Phobia of certain places

Hi everyone, I know this will probably sound strange. I've had awful anxiety ever since I was little, literally probably since 5 or 6 years old I have constantly worried about something, whether it be my extreme shyness/social anxiety, worrying about my parents dying one day, fear of being alone, relationship anxiety, religion anxiety, healthy anxiety, literally anything that has happened in my life I will obsess about to the point that I will cry and make myself sick over. One of the worst anxieties for me though, has been a fear of certain places. I think this one bothers me the most because its so ridiculous and irrational, at least all the other anxieties I have actually make sense, but having a fear of certain places makes it incredibly difficult to function as an adult and be "normal". The thing is is that theres not a specific type of place that makes my anxiety so bad, it can literally be anywhere and I cannot pinpoint what exactly is making me so anxious. For awhile it was places that were deserted, like out in the country or something but I have also been to places in the city that I'll go into and I will just wanna get out of there and never go back and even thinking about going there or the fact that the place even exists gives me insane anxiety.. Trust me, I know this probably sounds crazy but please tell me if anyone has heard of this and if its some kind of phobia or what and if theres anything i can do to fix it or is this anxiety in general and feeling this way is "normal" for anxiety and depression. Thanks in advance!
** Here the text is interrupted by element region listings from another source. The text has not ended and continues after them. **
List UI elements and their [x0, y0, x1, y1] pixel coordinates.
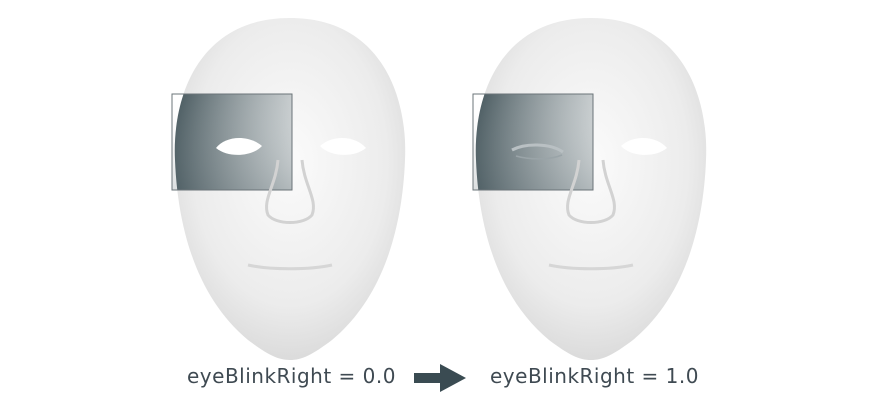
transition-arrow — [414, 364, 466, 392]
face-open-eyes — [172, 18, 405, 360]
label-after: eyeBlinkRight = 1.0 — [490, 364, 699, 388]
face-blink-right — [473, 18, 706, 360]
label-before: eyeBlinkRight = 0.0 — [187, 364, 396, 388]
hi taylor…Me too, me too, ME TOO!!
I thought I was the only one with such irrational anxiety!
I’m beginning to find there is no normal in anxiety (IT’S ALL NORMAL!)
it “seeps” into Every part of your life…I’m exhausted trying to deal with it all the time. I want a Break!!
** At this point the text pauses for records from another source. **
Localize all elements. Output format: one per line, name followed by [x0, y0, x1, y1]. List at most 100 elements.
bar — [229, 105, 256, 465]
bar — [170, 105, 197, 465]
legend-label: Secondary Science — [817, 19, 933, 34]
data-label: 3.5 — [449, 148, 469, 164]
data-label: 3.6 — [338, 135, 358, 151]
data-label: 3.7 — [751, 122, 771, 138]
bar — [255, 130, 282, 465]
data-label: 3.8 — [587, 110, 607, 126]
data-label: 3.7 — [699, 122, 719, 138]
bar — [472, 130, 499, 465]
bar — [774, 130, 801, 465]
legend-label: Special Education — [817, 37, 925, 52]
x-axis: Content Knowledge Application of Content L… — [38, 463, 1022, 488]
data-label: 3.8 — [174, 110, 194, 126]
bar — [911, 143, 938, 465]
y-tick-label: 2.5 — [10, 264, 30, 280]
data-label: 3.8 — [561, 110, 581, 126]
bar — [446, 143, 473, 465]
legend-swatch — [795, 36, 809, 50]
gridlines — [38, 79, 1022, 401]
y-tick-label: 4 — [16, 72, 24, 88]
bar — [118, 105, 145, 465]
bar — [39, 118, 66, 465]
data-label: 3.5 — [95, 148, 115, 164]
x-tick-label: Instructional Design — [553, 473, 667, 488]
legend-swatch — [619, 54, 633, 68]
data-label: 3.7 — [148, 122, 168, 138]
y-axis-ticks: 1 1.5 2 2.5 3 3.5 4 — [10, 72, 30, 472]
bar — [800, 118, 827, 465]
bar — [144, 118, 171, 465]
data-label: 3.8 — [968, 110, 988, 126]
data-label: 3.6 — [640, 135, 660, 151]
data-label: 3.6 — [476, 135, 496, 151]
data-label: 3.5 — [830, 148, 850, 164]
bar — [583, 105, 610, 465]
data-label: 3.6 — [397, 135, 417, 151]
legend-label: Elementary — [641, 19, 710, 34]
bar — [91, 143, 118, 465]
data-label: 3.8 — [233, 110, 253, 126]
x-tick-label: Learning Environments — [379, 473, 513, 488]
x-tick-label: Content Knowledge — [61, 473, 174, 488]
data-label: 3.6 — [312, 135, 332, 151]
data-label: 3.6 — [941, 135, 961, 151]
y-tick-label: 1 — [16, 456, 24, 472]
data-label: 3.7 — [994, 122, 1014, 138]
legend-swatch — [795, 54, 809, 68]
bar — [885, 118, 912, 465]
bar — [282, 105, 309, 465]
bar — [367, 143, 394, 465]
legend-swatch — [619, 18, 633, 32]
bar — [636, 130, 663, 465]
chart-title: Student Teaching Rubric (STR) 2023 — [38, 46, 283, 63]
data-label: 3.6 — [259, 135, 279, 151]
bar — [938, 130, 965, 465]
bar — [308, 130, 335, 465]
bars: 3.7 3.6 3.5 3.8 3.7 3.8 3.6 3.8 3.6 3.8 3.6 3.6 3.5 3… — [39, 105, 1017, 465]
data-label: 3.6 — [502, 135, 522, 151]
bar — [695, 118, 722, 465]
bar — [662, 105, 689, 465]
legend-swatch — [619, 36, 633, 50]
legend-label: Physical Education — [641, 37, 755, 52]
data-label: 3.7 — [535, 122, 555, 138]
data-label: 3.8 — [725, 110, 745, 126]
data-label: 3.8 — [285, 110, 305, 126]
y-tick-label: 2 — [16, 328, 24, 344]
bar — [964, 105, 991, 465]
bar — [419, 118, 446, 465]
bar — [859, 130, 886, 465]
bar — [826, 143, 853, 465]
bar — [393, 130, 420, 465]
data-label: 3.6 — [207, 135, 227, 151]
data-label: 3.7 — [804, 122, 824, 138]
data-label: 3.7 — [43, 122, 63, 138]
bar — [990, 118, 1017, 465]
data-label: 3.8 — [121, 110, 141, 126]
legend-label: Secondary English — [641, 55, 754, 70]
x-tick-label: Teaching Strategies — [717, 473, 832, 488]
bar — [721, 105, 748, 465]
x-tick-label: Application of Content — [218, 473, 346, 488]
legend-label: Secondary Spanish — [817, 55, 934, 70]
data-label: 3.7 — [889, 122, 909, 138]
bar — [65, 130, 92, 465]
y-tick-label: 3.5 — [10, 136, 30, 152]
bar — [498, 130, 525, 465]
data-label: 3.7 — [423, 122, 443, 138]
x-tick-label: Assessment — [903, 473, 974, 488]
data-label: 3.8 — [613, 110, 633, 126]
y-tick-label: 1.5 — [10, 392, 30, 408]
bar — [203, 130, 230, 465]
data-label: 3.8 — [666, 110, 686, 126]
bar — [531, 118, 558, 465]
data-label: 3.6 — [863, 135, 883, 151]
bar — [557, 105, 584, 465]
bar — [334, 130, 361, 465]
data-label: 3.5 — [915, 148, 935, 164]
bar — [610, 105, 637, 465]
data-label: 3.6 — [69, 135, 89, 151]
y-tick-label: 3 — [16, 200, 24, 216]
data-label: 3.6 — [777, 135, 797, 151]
I’m right there with you guys! lately i can look at a picture of some beautiful, exotic place and feel the anxiety kick in at just the thought of going there. And airports! never had issues with them, but lately the thought of being in one seriously freaks me out. And holiday season is just around the corner! aaargh! anxiety sucks big time!

Hi Lynda! Omg have you had the phobia of certain places also but you cant pinpoint why? For me i can literally be fine and having a good day and if i go to a certain place or certain house for work and i dont like the environment of it, i will get the worst anxiety and even thinking about going there makes me feel sick! I know its normal to like certain places more than others but to have crippling anxiety is just ridiculous! Somedays im like how can all this suffering be just anxiety?! Well not “just” anxiety but you know what i mean. But looking back to how i was when i was little, it completely makes sense cause when i was little i would obsess about things that bothered me until it made me sick. I thought that i would eventually grow out of it, but here i am 20 years later.. I completely understand you wanting a break! I just want to be normal! :frowning:

Hi! Ugh yes its awful! I would do anything just to have a normal brain :frowning: I have also developed anxiety from certain places even though i have been there before! I have always loved going to my grandparents house ever since i was little but lately i randomly noticed how deserted and isolated it felt (they live way out in the country) i have never had this feeling for the 25 years of my life but now i feel so uneasy going there and literally nothing has changed about the place so i know its my brain doing this:( i wish i knew how to fix it, I would do anything to make this anxiety go away!